Bubble sort vs other O(n²) sorts
| Bubble sort | Selection sort | Insertion sort | |
|---|---|---|---|
| Time (worst) | O(n²) | O(n²) | O(n²) |
| Time (best) | O(n) optimized | O(n²) | O(n) |
| Space | O(1) | O(1) | O(1) |
| Stable | Yes | No (basic) | Yes |
| Swaps (worst) | O(n²) | O(n) | O(n²) |
| Real-world speed | Slowest | Slow | Fastest of three |
| Used as cutoff in std libs | No | No | Yes (n < ~16) |
Insertion sort is the only one of the three that production sorting libraries use — as the cutoff for small subarrays inside a quicksort or merge-sort. Bubble sort never appears in production code.
Pseudo-code
function bubbleSort(arr):
n = arr.length
for i from 0 to n - 2:
swapped = false
for j from 0 to n - 2 - i:
if arr[j] > arr[j+1]:
swap arr[j] and arr[j+1]
swapped = true
if not swapped: return arr # already sorted
return arr
Python implementation
def bubble_sort(arr):
n = len(arr)
for i in range(n - 1):
swapped = False
for j in range(n - 1 - i):
if arr[j] > arr[j+1]:
arr[j], arr[j+1] = arr[j+1], arr[j]
swapped = True
if not swapped:
return arr
return arr
Python's builtin sorted() uses Timsort, which is dramatically faster — about 100× on a million-element list. Use the builtin in any real code.
Common bugs and edge cases
- Inner loop bound off by one. The inner loop should run to
n - 1 - i, notn. The lastielements are already sorted; bounding past them does redundant work and can also index out of bounds in some languages. - Stability lost with
<=. Swap onarr[j] > arr[j+1]is stable. Swap onarr[j] >= arr[j+1]swaps equal elements unnecessarily AND breaks stability. - Forgetting the early exit. Without the swapped flag, your "optimized" bubble sort runs all n-1 passes even on a sorted input. The optimization is one variable; always include it.
- Trying to make it competitive. No matter how you optimize bubble sort — cocktail shaker sort, comb sort, etc. — it never beats O(n log n) sorts on real inputs. Don't fight the asymptote.
Frequently asked questions
Why is bubble sort O(n²)?
Each pass through the array does up to n-1 comparisons. To fully sort an array of n elements, you need up to n-1 passes (in the worst case the smallest element starts at the end and "bubbles" one position per pass). n-1 passes × n-1 comparisons ≈ n² operations.
When is bubble sort actually fast?
On nearly-sorted input, with the early-exit optimization, bubble sort is O(n). It does a single pass, finds no swaps to make, and returns. Insertion sort beats it even here, but on tiny inputs (under ~10 elements) the constant factors are similar and the difference is irrelevant.
Why teach bubble sort if it's never used?
It's the simplest correct comparison sort. Once you understand bubble sort, you understand why merge sort and quick sort exist (to do better than O(n²)), why insertion sort exists (to be similar but faster in practice), and what "stable" and "in-place" actually mean. It's pedagogical scaffolding.
Is bubble sort the same as insertion sort?
No. Bubble sort moves the largest unsorted element to the end on each pass. Insertion sort takes the next unsorted element and slides it into the correct position in the sorted prefix. Both are O(n²) but insertion sort has lower constant factors and is what most "small array" cutoffs use in production sorting libraries.
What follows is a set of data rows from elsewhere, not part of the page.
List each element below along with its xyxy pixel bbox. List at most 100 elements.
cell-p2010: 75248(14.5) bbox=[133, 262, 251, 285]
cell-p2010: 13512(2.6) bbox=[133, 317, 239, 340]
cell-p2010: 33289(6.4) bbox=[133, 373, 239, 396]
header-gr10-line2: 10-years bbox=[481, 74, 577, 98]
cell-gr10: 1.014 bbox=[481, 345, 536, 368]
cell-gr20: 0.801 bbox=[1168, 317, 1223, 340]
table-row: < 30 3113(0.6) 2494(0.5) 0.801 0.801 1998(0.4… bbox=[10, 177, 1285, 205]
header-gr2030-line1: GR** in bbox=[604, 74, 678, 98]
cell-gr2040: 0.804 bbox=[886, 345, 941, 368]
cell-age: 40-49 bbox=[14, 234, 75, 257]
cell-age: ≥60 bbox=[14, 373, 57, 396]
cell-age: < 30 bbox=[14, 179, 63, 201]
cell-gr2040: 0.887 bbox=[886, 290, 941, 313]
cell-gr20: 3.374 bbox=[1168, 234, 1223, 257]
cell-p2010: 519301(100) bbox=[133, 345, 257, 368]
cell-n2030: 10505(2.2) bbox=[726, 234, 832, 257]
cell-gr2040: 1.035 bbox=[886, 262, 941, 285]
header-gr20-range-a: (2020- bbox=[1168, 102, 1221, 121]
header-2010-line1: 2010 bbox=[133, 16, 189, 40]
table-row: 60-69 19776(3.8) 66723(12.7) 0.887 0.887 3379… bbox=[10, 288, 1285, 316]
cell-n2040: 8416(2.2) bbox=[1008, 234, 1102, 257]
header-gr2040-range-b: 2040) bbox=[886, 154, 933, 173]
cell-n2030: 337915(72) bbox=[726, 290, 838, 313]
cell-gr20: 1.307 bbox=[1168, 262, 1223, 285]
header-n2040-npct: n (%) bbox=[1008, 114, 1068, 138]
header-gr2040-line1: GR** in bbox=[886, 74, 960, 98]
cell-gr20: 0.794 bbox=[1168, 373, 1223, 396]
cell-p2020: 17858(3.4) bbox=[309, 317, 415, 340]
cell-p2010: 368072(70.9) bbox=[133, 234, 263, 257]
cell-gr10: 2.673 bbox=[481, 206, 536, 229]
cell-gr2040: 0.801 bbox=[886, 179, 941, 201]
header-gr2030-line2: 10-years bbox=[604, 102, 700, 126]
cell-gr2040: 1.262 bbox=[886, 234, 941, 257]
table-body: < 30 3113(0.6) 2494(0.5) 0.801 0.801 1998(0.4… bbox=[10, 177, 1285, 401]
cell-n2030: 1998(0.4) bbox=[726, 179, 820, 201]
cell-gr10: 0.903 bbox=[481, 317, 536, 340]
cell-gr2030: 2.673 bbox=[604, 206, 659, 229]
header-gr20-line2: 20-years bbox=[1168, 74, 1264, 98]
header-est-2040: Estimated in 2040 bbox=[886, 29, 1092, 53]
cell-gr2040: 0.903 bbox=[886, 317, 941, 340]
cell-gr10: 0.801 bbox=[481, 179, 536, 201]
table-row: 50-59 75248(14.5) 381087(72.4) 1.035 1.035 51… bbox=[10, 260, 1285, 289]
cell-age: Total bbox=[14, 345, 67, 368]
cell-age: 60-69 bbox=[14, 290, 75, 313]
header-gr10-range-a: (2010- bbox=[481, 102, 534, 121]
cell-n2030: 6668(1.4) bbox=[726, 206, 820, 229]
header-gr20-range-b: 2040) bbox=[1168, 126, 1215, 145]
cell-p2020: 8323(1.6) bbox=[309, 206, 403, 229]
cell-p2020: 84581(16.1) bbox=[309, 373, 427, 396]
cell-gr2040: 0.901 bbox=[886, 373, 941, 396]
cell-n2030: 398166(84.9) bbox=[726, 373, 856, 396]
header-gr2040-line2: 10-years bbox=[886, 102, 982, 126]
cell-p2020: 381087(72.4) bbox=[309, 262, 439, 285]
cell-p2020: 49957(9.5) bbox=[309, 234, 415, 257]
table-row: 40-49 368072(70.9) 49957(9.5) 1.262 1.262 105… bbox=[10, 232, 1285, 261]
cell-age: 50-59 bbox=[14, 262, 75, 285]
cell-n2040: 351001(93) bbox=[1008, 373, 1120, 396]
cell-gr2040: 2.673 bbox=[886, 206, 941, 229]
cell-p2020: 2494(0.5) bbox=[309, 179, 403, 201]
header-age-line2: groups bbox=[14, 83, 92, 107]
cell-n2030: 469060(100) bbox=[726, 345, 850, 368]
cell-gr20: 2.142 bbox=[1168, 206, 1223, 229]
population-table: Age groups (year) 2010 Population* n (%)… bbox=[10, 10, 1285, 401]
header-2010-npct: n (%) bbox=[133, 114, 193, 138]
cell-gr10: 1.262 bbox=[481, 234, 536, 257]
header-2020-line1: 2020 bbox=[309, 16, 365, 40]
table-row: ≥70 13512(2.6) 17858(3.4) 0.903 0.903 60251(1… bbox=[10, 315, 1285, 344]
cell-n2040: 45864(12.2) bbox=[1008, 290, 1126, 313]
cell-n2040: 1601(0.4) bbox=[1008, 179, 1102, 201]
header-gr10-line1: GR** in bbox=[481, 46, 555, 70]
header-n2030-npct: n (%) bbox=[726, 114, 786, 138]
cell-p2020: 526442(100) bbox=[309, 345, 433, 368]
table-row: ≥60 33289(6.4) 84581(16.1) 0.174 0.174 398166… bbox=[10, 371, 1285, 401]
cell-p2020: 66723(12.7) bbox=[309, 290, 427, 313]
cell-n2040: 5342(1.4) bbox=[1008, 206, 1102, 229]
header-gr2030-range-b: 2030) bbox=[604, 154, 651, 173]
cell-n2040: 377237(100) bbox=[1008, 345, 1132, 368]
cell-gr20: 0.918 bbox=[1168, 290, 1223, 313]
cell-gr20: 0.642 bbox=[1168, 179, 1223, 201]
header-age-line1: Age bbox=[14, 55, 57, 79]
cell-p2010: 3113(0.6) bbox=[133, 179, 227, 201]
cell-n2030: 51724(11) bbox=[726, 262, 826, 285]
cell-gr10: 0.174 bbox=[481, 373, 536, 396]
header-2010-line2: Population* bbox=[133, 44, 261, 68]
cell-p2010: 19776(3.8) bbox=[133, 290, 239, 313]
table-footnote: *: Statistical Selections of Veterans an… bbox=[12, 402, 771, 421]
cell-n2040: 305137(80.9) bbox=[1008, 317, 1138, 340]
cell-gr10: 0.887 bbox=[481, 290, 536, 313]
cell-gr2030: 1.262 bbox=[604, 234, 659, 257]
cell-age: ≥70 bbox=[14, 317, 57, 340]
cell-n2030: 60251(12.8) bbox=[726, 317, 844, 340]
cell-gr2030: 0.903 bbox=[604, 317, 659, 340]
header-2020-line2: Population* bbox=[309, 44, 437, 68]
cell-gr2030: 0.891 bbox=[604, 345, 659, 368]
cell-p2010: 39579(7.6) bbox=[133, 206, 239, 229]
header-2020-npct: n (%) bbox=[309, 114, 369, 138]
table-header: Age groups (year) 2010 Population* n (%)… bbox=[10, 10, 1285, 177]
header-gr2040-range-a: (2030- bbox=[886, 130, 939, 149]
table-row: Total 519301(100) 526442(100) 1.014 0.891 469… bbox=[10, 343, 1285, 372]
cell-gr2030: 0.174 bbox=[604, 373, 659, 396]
What's the early-exit optimization?
After a pass that performs zero swaps, the array is sorted — bail out. Adds one boolean flag per pass; turns the best-case from O(n²) to O(n) on already-sorted input. Cheap and worth doing in any teaching implementation.
Is bubble sort stable?
Yes, when implemented correctly with strict less-than (`<`) on swap conditions. Equal elements never swap, so their relative order is preserved. Switching to `<=` breaks stability.